Изменить стиль страницы

После обеда неугомонный Попов застучал снова, но Мышкин не ответил. Разговоры сейчас ни к чему. Главное — не торопиться, рассчитать каждое свое движение.

Наступило время ужина. На откинутую форточку поставили дымящуюся тарелку и кружку. Не подымаясь со стула, Мышкин крикнул:

— Двигаться не могу. Опухли ноги.

В коридоре послышался короткий смешок. «Затих, голубчик, намаялся», — послышался чей-то голос.

Дверь осторожно отворилась. Унтер нес на вытянутых руках тарелку и кружку. Лицо его выражало усердие, а правое веко дергалось, будто в глаз что-то попало.

Дверной проем закрыла квадратная фигура Соколова. Смотритель кашлянул, почесал бороду и заговорил рассудительно:

— Ежели ты тихо, то и я злобы не держу, врача завтра вызову. Ежели притворяешься…

Сны Шлиссельбургской крепости. Повесть об Ипполите Мышкине i_007.jpg
Унтер приблизился к столу, поставил тарелку, и тут в лице его что-то изменилось. Почуяв неладное, он заморгал, в глазах мелькнула мольба, рот скривился, точно унтер собирался заплакать. Мышкин схватил тарелку и швырнул тяжелую медь в рыжее пятно, взвизгнувшее в дверях.

В это мгновение он чувствовал себя счастливым.

6

Он лежал в смирительной рубашке, связанный по рукам и ногам, и все его тело было сплошной ноющей раной. На распухших губах он ощущал соленый привкус, один глаз затек, живот как будто раздавили колесом…

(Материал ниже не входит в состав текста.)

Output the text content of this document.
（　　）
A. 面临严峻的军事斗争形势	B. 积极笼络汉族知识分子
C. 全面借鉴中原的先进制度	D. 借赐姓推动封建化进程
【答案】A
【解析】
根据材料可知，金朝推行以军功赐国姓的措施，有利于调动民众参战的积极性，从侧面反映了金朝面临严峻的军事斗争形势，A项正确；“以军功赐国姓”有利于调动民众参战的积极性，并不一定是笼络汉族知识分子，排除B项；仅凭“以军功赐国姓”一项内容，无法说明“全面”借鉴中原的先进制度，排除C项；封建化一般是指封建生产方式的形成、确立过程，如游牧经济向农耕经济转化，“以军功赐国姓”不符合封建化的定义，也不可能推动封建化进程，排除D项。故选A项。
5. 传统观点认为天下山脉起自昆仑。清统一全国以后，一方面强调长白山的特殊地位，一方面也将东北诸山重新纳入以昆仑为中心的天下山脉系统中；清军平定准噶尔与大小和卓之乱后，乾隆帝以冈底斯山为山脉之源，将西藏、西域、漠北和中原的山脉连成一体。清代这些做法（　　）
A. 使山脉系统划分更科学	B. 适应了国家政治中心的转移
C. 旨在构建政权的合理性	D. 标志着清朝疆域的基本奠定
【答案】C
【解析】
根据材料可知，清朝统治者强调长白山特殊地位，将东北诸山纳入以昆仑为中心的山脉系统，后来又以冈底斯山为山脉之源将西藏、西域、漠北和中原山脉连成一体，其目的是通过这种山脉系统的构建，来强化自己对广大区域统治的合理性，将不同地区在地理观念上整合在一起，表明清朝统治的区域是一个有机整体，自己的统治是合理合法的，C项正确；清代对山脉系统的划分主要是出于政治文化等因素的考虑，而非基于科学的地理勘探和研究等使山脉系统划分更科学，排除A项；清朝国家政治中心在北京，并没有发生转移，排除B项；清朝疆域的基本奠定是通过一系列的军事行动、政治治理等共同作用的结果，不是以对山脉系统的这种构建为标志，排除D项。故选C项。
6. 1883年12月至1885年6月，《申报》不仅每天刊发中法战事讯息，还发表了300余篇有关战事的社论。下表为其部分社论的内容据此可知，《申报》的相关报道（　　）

Он помнил, как его били сапогами, долго, жестоко; он помнил, как кричал: «Зачем бьете? Расстреляйте, по не бейте!» Возможно, ему почудилось, что вся тюрьма огласилась воплями заключенных, грохотом ударов в запертые двери. Во всяком случае, какой-то посторонний шум заставил жандармов прекратить избиение. Мышкина скрутили, завязали и бросили на койку.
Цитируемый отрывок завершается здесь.